This years grade 10 research project at Mary Waters was to document all the plant species growing in the school grounds. The class was divided into groups of 4 and each group designed and carried out the research project. Having already met with Inkcubeko Nendalo facilitators earlier this year the grade 10's asked Tony Dold and Mluleki Nkosi for help. Plant presses were borrowed from the Selmar Schonland Herbarium to press and dry specimens that were identified by Tony Dold.
Mluleki Nkosi and Luyiso Gunguluza from Mary Waters examining plant specimens collected in the school grounds
As many as 60 plants were found growing in the school grounds. A literature survey showed that 11 of these plants have recorded medicinal uses and 8 are recorded as edible.

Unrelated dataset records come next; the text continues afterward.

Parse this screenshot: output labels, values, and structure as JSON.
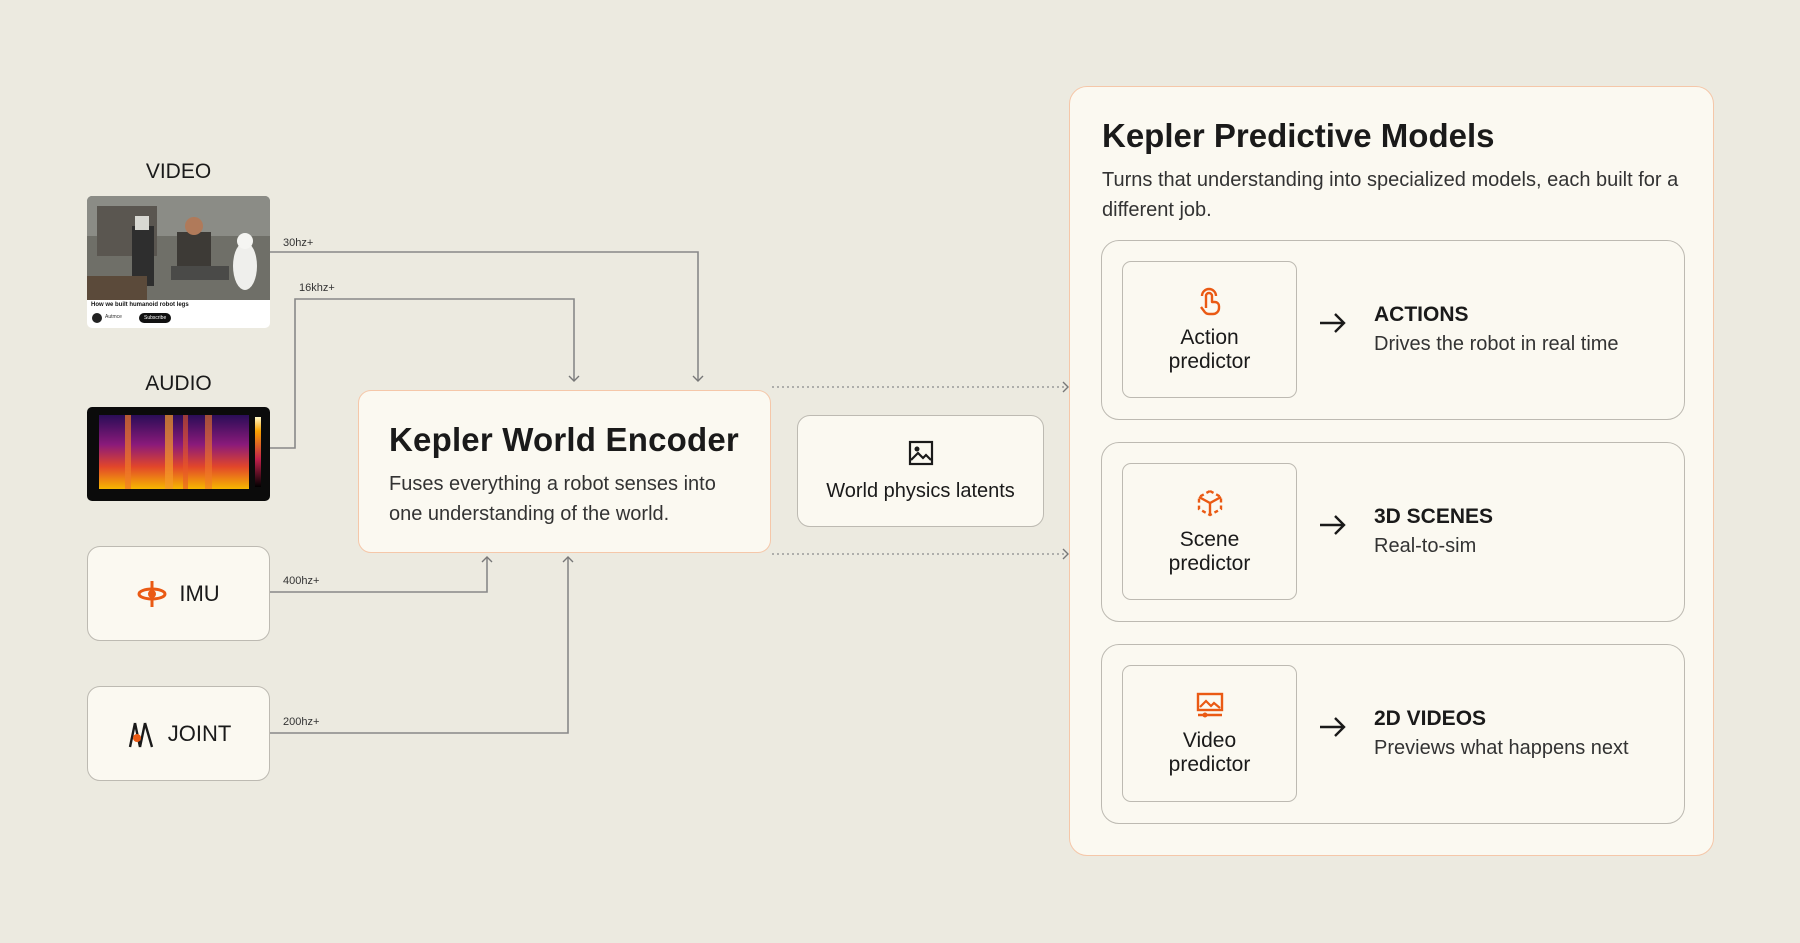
{
  "inputs": {
    "video": {
      "label": "VIDEO",
      "rate": "30hz+",
      "thumb_caption": "How we built humanoid robot legs",
      "thumb_channel": "Autmce",
      "thumb_subscribe": "Subscribe"
    },
    "audio": {
      "label": "AUDIO",
      "rate": "16khz+"
    },
    "imu": {
      "label": "IMU",
      "rate": "400hz+",
      "icon": "gyroscope-icon"
    },
    "joint": {
      "label": "JOINT",
      "rate": "200hz+",
      "icon": "joint-icon"
    }
  },
  "encoder": {
    "title": "Kepler World Encoder",
    "description": "Fuses everything a robot senses into one understanding of the world."
  },
  "latents": {
    "label": "World physics latents",
    "icon": "image-icon"
  },
  "models": {
    "title": "Kepler Predictive Models",
    "description": "Turns that understanding into specialized models, each built for a different job.",
    "items": [
      {
        "predictor": "Action predictor",
        "output_title": "ACTIONS",
        "output_desc": "Drives the robot in real time",
        "icon": "touch-icon"
      },
      {
        "predictor": "Scene predictor",
        "output_title": "3D SCENES",
        "output_desc": "Real-to-sim",
        "icon": "cube-icon"
      },
      {
        "predictor": "Video predictor",
        "output_title": "2D VIDEOS",
        "output_desc": "Previews what happens next",
        "icon": "video-icon"
      }
    ]
  },
  "colors": {
    "accent": "#ea5a14",
    "background": "#eceae0",
    "card": "#fbf9f1",
    "border": "#bdbab2",
    "highlight_border": "#f5c7a9"
  }
}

However the learners were surprised to find that 19 of the plants are alien and 10 of these are weeds that according to the Conservation of Agricultural Resources Act 1983 (Act 43 Of 1983) must be contolled. Loyiso Gunguluza, from class 10E, assured us that he would point this out to his teacher in his research report.
Showing that plants are closely linked to Xhosa culture and language Mluleki Nkosi explained to the learners that one of the plants collected in the school grounds was inkanga (African ragwort, Senecio pterophorus) that gives its name to eyenkanga, (November) which is the time when this shrub is flowering.
Inkanga (African ragwort) flowering in November.